With that in mind, I’d point out one issue that has stood in the way of digital print taking off so far: marketing. As far as I can tell, the only people who even know what a Sony Reader or a Cool-er actually is are high-end business people or gadget fiends.
No wonder they haven’t taken off. Someone is doing something wrong! It seems to me that Sony and Cool-er (the two top sellers in the UK – given that competition is low) haven’t put much effort into their marketing.
Sure, the Sony Reader is advertised in Waterstones and various big highstreet book shops, but they didn’t have the same hype surrounding their release – the BBC news did a segment on the Kindle as if the Sony hadn’t been available here for 2 years or so. Thus far the Kindle’s rivals have only attempted to crack a very specialised market – they haven’t succeeded in made ebooks look cool, easy to use, or indespensible. Thus far they’ve only managed to say, ‘Look, this is a shiny new gadget that can carry lots of books inside it.‘ Now, I don’t know about you, but I don’t know anyone who will routinely carry around more than one novel at a time. Thus, pointing out that it can hold x amount of books seems rather daft to me.
Another issue is pricing. The device itself is slightly expensive, but reasonable, I feel. However, there is categorically no way I’d pay over the hardback price for an e-book (today, one look on the Borders web site shows the new Dan Brown novel at £15.19 in e-book, and £12.91 in hardback formats). Correct me if I’m wrong but…there’s no printing, or raw materials involved, they should be cheaper than a hardback. I am totally against paying nearly full price (which seems to be what Amazon etc. are expecting us to do too) for something that I can’t then sell on or give to someone else if it’s utter drivel.

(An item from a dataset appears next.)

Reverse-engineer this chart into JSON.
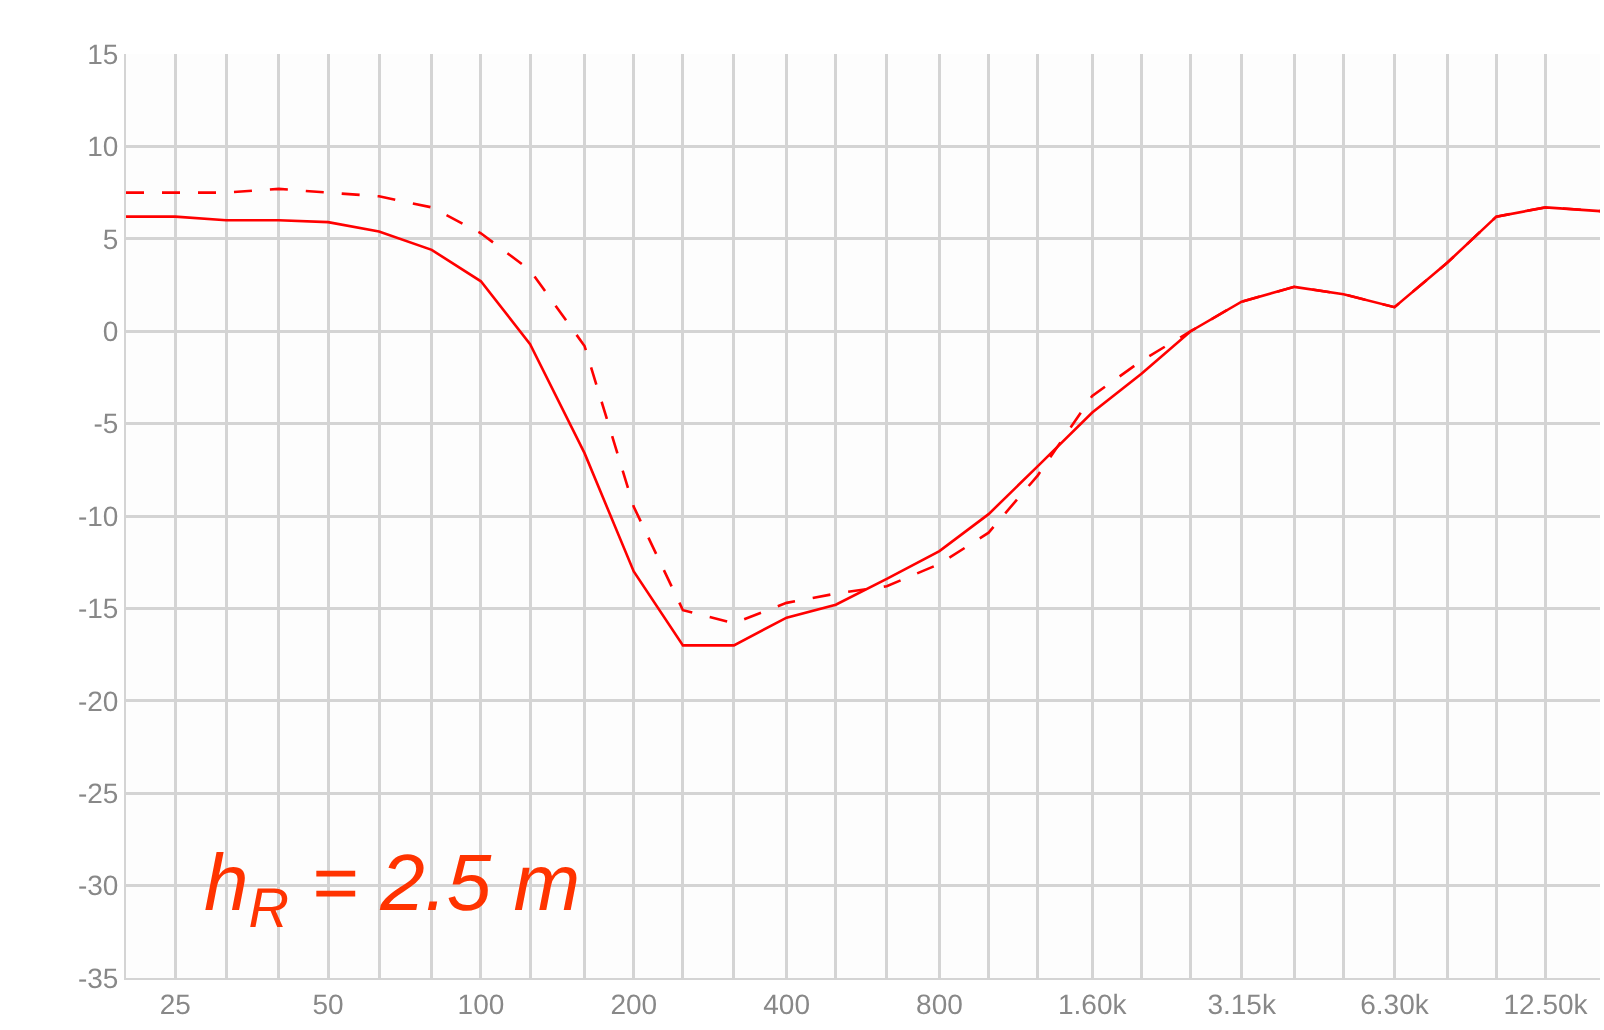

It is distinctly possible that if Amazon starts a large advertising campaign (and actually makes a decent selling-point with it), they might just be able to pinch the top spot from Sony in the UK despite Sony’s head-start. But, as it stands, I think the digital book marketplace in the UK needs to make some substantial changes in order to make any real difference to consumer’s buying habits, and if anyone is going to do that it might just be Amazon with the Kindle.
I’m still not convinced that sitting around in a coffee shop peering at a chunk of white plastic will ever make anyone look cool or particularly interesting though.